Kurdish language needs more standardization for AI personal assistants: expert

“We need more people to work on the Kurdish language in the field of Natural Language Processing."
Peshmerge Morad, software engineer, earlier this month graduated with his MA-thesis  Part-of-Speech tagging for Northern Kurdish at the University of Twente (Photo: Peshmerge Morad).
Peshmerge Morad, software engineer, earlier this month graduated with his MA-thesis Part-of-Speech tagging for Northern Kurdish at the University of Twente (Photo: Peshmerge Morad).

ERBIL (Kurdistan 24) -  Peshmerge Morad, a Dutch Kurdish software engineer, who earlier this month graduated with his MA-thesis  Part-of-Speech tagging for Northern Kurdish (Kurmanji) at the Dutch University of Twente underlined that there is need for more people to work on Kurdish language in the Natural Language Processing in order for AI personal assistants like Amazon Alexa, Google Voice, or Apple Siri to understand Kurdish.

Morad, originally from Afrin, fled from Syria in 2012 due to his political activities against the Syrian government at the University of Aleppo, and lives in the Netherlands.

“We need more people to work on the Kurdish language in the field of NLP. In addition, Kurdish language institutions must work on the language standardization process. One of our biggest obstacles when we want to work on the Kurdish-NLP is the lack of standardization,” he told Kurdistan 24.  

Natural Language Processing enables computer systems to understand and comprehend information the same way humans do.

“My research topic is Part-of-Speech tagging for Northern Kurdish (Kurmanji). Part-of-speech is a sub-task in Natural Language Processing (NLP). NLP is a subfield in artificial intelligence where we aim to teach the machine how to speak and understand human languages. In this case, Northern Kurdish.” 

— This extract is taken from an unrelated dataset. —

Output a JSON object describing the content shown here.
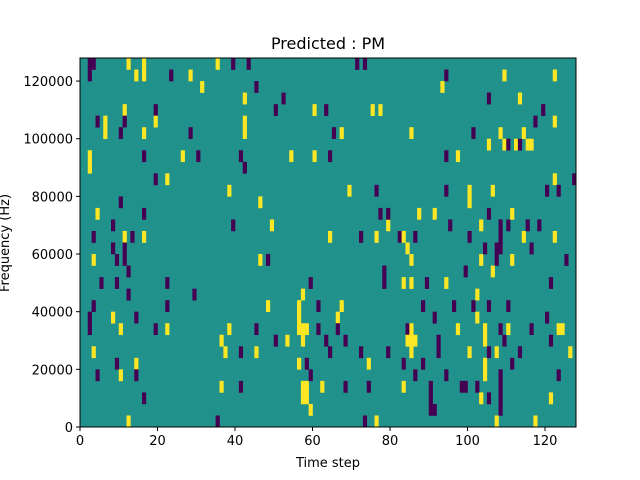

“Part-of-speech is vital for other NLP tasks such as machine translation (Google Translate) or speech recognition (Amazon Alex). Thus, if you want to make sure that applications like Google Translate or Amazon Alexa works well for Northern Kurdish, you have to do the task of Part-of-speech correctly,” he said. 

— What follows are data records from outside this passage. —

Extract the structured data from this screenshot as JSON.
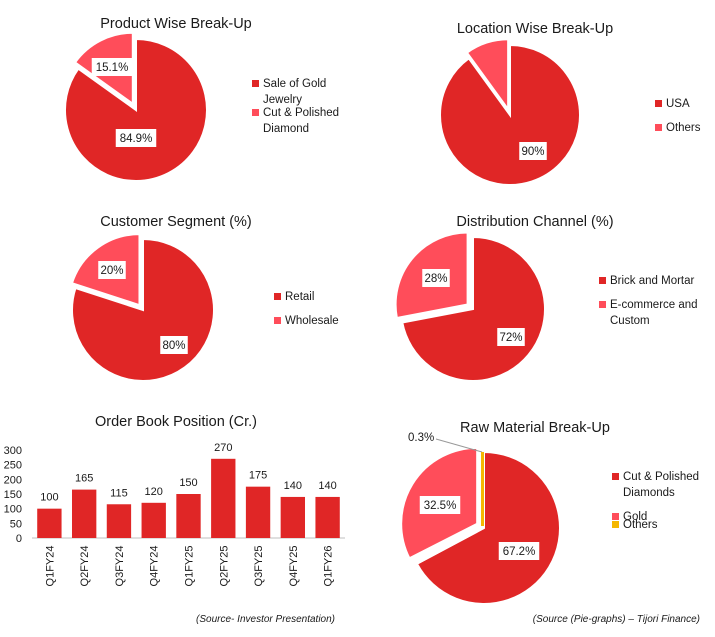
{
  "colors": {
    "primary": "#e02626",
    "secondary": "#ff4d5a",
    "tertiary": "#f5b800"
  },
  "chart_data": [
    {
      "id": "product",
      "type": "pie",
      "title": "Product Wise Break-Up",
      "slices": [
        {
          "label_lines": [
            "Sale of Gold",
            "Jewelry"
          ],
          "value": 84.9,
          "display": "84.9%"
        },
        {
          "label_lines": [
            "Cut & Polished",
            "Diamond"
          ],
          "value": 15.1,
          "display": "15.1%"
        }
      ]
    },
    {
      "id": "location",
      "type": "pie",
      "title": "Location Wise Break-Up",
      "slices": [
        {
          "label_lines": [
            "USA"
          ],
          "value": 90,
          "display": "90%"
        },
        {
          "label_lines": [
            "Others"
          ],
          "value": 10,
          "display": ""
        }
      ]
    },
    {
      "id": "customer",
      "type": "pie",
      "title": "Customer Segment (%)",
      "slices": [
        {
          "label_lines": [
            "Retail"
          ],
          "value": 80,
          "display": "80%"
        },
        {
          "label_lines": [
            "Wholesale"
          ],
          "value": 20,
          "display": "20%"
        }
      ]
    },
    {
      "id": "distribution",
      "type": "pie",
      "title": "Distribution Channel (%)",
      "slices": [
        {
          "label_lines": [
            "Brick and Mortar"
          ],
          "value": 72,
          "display": "72%"
        },
        {
          "label_lines": [
            "E-commerce and",
            "Custom"
          ],
          "value": 28,
          "display": "28%"
        }
      ]
    },
    {
      "id": "orderbook",
      "type": "bar",
      "title": "Order Book Position (Cr.)",
      "categories": [
        "Q1FY24",
        "Q2FY24",
        "Q3FY24",
        "Q4FY24",
        "Q1FY25",
        "Q2FY25",
        "Q3FY25",
        "Q4FY25",
        "Q1FY26"
      ],
      "values": [
        100,
        165,
        115,
        120,
        150,
        270,
        175,
        140,
        140
      ],
      "yticks": [
        0,
        50,
        100,
        150,
        200,
        250,
        300
      ],
      "ylim": [
        0,
        300
      ]
    },
    {
      "id": "rawmaterial",
      "type": "pie",
      "title": "Raw Material Break-Up",
      "slices": [
        {
          "label_lines": [
            "Cut & Polished",
            "Diamonds"
          ],
          "value": 67.2,
          "display": "67.2%"
        },
        {
          "label_lines": [
            "Gold"
          ],
          "value": 32.5,
          "display": "32.5%"
        },
        {
          "label_lines": [
            "Others"
          ],
          "value": 0.3,
          "display": "0.3%"
        }
      ]
    }
  ],
  "sources": {
    "left": "(Source- Investor Presentation)",
    "right": "(Source (Pie-graphs) – Tijori Finance)"
  }
}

He added that the Kurdish language is considered a low-resource language (English and German are high-resource languages). “Because we don't have enough resources (annotated and labeled data) to facilitate Kurdish-NLP research. This means that working on any research in the field of NLP for the Kurdish language is very challenging.” 

“Suppose we want to have good translation systems, AI personal assistants like Amazon Alexa, Google Voice, or Apple Siri that can understand and communicate in Kurdish; then, we must work more on the Kurdish language in the field of NLP. “

He also said that with the recent developments in artificial intelligence, in the future, machines and the internet are becoming increasingly integrated into our daily lives. 

“In the coming years, talking to every appliance in your house will become very normal (it's already there). Imagine living in Kurdistan, and you have to speak in Arabic, Turkish, Persian, or English with those appliances because they don't understand Kurdish or they can't understand your dialect or accent!” 

“So, if we want to be represented and save the Kurdish language, we have to put more effort into getting the Kurdish language, regardless of dialect, more represented. This asks for coordinated efforts facilitated and funded by our political parties and educational institutions.”